Aufregung um Theaterstück:AfD-Populisten wollen keine Zombies sein

Theaterstück Fear an der Schaubühne

Die Berliner Schaubühne wehrt sich gegen Vorwürfe, ihre Anti-AfD- und Anti-Rechtspopulismus-Collage "Fear" (hier ein Szenenbild) rufe zu Gewalt auf.

(Foto: dpa)

Die Alternative für Deutschland erregt sich über die Inszenierung "Fear" an der Berliner Schaubühne. Richtige Kritik an der politischen Rechten sieht aber anders aus.

Von Peter Laudenbach

Vorhersehbare Reiz-Reaktions-Reflexe können etwas unfreiwillig Komisches haben. Etwa wenn ausgerechnet ein AfD-Funktionär einem schwachen Theaterstück einen kleinen Skandal beschert.

An der Berliner Schaubühne empört sich Falk Richter in seiner Inszenierung "Fear" über die neue Rechte und christliche Fundamentalisten, als drohe mit AfD-Populisten und Pegida-Rednern das baldige Ende von Demokratie, Liberalität und Urban Gardening-Hipstertum.

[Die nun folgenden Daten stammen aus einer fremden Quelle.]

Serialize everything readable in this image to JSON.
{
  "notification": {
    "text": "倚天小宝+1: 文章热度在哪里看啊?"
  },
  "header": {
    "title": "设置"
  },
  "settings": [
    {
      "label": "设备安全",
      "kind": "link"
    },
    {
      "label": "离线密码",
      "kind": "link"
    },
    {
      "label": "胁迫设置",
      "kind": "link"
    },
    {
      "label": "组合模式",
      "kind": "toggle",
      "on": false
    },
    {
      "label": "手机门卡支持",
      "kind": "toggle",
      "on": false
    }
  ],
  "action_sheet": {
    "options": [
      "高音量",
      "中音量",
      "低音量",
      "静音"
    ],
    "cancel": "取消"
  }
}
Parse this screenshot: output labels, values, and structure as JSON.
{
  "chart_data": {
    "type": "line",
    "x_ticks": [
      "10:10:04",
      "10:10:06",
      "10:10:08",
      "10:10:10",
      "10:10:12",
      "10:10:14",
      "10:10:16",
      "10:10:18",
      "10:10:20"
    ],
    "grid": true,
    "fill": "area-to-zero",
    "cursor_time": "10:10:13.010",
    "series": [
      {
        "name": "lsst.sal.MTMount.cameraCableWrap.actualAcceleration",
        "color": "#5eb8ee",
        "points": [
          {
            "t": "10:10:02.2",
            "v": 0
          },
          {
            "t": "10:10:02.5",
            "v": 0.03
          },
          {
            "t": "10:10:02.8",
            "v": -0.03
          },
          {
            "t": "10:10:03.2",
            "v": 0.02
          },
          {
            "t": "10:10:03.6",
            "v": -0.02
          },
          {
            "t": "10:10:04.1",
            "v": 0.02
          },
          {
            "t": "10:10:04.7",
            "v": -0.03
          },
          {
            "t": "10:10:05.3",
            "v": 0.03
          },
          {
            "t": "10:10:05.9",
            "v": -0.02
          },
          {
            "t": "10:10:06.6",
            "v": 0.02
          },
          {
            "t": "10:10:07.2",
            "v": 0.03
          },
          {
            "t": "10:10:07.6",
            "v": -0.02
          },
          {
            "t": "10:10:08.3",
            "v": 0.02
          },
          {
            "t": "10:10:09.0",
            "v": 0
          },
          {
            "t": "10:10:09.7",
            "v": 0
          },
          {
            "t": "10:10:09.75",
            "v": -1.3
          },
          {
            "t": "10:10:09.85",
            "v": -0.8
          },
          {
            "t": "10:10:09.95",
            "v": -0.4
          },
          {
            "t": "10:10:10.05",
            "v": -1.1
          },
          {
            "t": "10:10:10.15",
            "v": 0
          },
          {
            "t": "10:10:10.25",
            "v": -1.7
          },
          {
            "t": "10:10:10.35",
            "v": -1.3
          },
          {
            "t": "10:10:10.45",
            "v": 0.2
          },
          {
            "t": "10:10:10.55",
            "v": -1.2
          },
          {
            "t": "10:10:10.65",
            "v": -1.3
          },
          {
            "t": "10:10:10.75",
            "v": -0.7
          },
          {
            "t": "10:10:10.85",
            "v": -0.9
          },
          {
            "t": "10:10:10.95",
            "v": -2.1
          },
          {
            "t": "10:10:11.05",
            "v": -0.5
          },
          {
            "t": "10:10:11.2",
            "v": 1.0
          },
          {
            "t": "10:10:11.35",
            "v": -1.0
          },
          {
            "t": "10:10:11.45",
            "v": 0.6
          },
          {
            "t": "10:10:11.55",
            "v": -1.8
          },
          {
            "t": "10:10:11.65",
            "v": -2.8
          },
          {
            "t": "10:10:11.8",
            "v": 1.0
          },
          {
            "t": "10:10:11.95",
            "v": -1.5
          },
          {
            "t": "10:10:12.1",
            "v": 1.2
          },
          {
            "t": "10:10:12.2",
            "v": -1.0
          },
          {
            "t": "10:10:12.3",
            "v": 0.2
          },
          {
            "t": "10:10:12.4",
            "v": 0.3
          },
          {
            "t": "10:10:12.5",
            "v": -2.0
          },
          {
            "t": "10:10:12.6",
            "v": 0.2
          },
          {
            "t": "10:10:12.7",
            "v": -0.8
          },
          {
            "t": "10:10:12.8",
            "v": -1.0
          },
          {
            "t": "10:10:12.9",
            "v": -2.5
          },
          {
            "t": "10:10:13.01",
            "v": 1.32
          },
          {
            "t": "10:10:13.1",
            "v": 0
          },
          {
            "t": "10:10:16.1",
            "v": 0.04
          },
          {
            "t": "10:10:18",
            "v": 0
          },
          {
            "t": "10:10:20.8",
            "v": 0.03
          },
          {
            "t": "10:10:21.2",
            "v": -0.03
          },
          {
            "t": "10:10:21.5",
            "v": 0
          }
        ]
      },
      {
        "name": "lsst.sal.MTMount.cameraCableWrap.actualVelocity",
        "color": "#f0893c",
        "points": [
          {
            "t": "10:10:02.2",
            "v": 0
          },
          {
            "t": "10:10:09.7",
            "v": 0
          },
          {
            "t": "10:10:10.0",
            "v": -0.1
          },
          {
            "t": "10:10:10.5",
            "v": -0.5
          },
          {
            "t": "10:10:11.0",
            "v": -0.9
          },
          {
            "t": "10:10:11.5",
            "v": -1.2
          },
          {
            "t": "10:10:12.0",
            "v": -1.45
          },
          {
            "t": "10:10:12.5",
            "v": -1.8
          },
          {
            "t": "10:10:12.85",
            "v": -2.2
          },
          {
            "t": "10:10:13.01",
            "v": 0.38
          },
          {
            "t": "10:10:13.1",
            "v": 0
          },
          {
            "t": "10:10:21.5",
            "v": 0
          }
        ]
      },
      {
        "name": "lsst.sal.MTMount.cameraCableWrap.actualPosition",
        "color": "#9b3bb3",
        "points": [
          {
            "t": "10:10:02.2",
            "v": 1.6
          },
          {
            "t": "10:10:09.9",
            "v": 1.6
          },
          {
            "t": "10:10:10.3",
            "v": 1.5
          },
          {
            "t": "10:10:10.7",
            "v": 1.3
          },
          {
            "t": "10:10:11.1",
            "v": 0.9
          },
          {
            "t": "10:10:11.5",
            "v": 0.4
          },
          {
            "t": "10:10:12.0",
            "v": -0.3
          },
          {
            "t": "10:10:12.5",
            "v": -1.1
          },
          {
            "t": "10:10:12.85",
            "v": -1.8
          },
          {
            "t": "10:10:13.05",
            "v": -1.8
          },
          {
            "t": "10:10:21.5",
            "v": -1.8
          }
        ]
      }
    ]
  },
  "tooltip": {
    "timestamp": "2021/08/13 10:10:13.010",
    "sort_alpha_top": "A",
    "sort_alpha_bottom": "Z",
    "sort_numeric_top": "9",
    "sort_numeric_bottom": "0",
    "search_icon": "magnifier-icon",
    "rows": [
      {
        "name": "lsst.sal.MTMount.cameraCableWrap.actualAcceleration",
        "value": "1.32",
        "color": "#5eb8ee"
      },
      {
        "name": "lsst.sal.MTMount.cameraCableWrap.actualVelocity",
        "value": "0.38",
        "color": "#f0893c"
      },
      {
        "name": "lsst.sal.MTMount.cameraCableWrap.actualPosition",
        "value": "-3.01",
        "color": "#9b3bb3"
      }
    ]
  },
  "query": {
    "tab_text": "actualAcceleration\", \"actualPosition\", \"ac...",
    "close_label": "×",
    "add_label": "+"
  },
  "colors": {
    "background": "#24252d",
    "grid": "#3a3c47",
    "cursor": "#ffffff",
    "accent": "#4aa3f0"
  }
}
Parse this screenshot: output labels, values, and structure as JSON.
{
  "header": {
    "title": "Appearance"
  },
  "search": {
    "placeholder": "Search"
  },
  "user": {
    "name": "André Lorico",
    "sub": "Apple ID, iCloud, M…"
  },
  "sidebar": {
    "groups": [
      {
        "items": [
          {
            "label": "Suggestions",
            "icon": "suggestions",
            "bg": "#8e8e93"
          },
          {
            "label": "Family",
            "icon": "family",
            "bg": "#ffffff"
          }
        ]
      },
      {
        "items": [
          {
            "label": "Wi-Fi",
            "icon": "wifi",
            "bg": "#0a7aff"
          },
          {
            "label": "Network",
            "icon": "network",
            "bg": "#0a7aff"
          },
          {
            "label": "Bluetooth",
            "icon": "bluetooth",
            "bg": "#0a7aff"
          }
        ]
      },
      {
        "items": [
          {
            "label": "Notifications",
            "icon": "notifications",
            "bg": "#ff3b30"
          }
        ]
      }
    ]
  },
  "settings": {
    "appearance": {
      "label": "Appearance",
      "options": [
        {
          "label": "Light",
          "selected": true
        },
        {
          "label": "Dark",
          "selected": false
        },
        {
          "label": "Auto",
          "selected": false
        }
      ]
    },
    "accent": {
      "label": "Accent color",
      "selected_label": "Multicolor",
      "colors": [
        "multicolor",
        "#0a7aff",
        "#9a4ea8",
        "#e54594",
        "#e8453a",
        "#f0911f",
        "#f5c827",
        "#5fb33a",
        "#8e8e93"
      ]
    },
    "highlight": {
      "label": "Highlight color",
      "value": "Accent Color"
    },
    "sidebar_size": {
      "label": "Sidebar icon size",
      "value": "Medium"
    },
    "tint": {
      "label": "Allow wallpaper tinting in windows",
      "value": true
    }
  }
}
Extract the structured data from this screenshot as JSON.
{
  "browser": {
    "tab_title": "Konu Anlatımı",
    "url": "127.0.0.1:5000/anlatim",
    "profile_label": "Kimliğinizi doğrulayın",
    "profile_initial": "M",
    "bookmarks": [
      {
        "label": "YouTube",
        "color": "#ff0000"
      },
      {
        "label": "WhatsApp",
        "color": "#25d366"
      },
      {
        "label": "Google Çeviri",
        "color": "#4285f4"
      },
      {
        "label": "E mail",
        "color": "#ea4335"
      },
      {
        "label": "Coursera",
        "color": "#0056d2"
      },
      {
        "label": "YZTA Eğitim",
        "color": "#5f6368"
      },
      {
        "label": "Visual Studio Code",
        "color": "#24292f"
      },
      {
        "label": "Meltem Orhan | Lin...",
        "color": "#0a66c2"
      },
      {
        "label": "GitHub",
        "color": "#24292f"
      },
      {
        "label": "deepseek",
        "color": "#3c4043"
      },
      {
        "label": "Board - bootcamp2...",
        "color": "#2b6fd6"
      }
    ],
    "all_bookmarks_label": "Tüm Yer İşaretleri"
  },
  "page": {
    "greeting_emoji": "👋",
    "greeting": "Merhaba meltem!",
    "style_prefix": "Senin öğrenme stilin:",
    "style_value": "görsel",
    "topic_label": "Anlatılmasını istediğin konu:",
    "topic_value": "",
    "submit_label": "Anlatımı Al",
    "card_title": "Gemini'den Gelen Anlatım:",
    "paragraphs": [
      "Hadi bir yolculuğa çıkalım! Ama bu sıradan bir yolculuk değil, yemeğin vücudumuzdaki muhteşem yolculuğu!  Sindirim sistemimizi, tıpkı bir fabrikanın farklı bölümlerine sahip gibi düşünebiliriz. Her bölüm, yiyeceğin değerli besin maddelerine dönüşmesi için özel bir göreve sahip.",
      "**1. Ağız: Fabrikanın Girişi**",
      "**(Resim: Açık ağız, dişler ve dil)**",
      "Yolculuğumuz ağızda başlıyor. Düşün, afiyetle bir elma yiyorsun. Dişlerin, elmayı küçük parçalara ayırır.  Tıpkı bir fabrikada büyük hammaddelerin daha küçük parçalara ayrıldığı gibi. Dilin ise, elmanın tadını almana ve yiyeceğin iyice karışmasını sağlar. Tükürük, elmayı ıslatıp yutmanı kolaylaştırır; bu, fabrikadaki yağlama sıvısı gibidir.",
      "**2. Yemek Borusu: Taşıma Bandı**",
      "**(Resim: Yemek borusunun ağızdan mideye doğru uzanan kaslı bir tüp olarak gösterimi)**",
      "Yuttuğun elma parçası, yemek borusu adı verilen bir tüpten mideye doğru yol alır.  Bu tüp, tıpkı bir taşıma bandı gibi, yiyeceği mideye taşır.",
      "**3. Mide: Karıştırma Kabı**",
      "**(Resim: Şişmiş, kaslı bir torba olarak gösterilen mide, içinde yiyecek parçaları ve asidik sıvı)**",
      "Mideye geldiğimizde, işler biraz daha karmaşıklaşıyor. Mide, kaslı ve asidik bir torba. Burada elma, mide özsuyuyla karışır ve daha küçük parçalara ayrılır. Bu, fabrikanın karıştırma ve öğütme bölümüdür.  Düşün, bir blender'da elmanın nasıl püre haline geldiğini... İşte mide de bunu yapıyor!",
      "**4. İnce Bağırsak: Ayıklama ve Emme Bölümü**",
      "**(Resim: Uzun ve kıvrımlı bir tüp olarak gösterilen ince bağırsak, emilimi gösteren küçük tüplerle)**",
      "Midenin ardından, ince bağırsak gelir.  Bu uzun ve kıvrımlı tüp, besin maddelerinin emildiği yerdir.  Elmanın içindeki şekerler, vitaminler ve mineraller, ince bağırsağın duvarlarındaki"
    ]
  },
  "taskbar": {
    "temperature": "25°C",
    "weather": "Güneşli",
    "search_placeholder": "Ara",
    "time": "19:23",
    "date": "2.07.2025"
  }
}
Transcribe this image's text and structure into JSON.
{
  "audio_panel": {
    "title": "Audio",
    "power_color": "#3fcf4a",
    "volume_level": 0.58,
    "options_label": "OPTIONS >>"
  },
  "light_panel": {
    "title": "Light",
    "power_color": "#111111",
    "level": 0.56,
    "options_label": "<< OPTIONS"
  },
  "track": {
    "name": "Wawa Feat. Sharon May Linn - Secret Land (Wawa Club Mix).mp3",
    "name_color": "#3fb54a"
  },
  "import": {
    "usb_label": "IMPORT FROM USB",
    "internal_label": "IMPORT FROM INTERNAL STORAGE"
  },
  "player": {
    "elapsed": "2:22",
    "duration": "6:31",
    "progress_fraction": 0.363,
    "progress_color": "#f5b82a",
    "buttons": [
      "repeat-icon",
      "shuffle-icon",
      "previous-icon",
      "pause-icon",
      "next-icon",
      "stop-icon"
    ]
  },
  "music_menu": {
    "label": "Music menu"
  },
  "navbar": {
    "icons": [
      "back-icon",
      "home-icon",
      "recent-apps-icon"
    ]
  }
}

Wobei vor allem letzteres dem narzisstisch vor sich hinchillenden Bühnenpersonal am Herzen zu liegen scheint.

Zu Popstars des Bösen dämonisiert

Für den nötigen Pop-Appeal sorgen in dem Stück Zombie-Filme als Metapher für die Wiederkehr der Untoten aus den Sümpfen der braunen Vergangenheit. Lutz Bachmann, Eva Hermann, Akif Pirinçci, Beate Zschäpe oder Beatrix von Storch werden schrill zu Popstars des Bösen dämonisiert.

Das ist etwas zu viel der Ehre für paranoide Kleinbürger, die von der Diversität der Lebensstile und Kulturen überfordert sind. Weil es nicht um Genauigkeit, sondern um robuste Feindbilder und die Pflege des Wir-Gefühls der moralischen Überlegenheit geht, wird in die Zombie-Parade auch noch der Berliner Journalist Matthias Matussek eingereiht.

Die kann man für ihre schrulligen Ansichten belächeln, aber mit der NPD haben sie etwa so viel zu tun wie Falk Richter mit der RAF - nichts. Dass auf der Bühne erwogen wird, Zombies besser zu erschießen, macht den Abend nicht intelligenter.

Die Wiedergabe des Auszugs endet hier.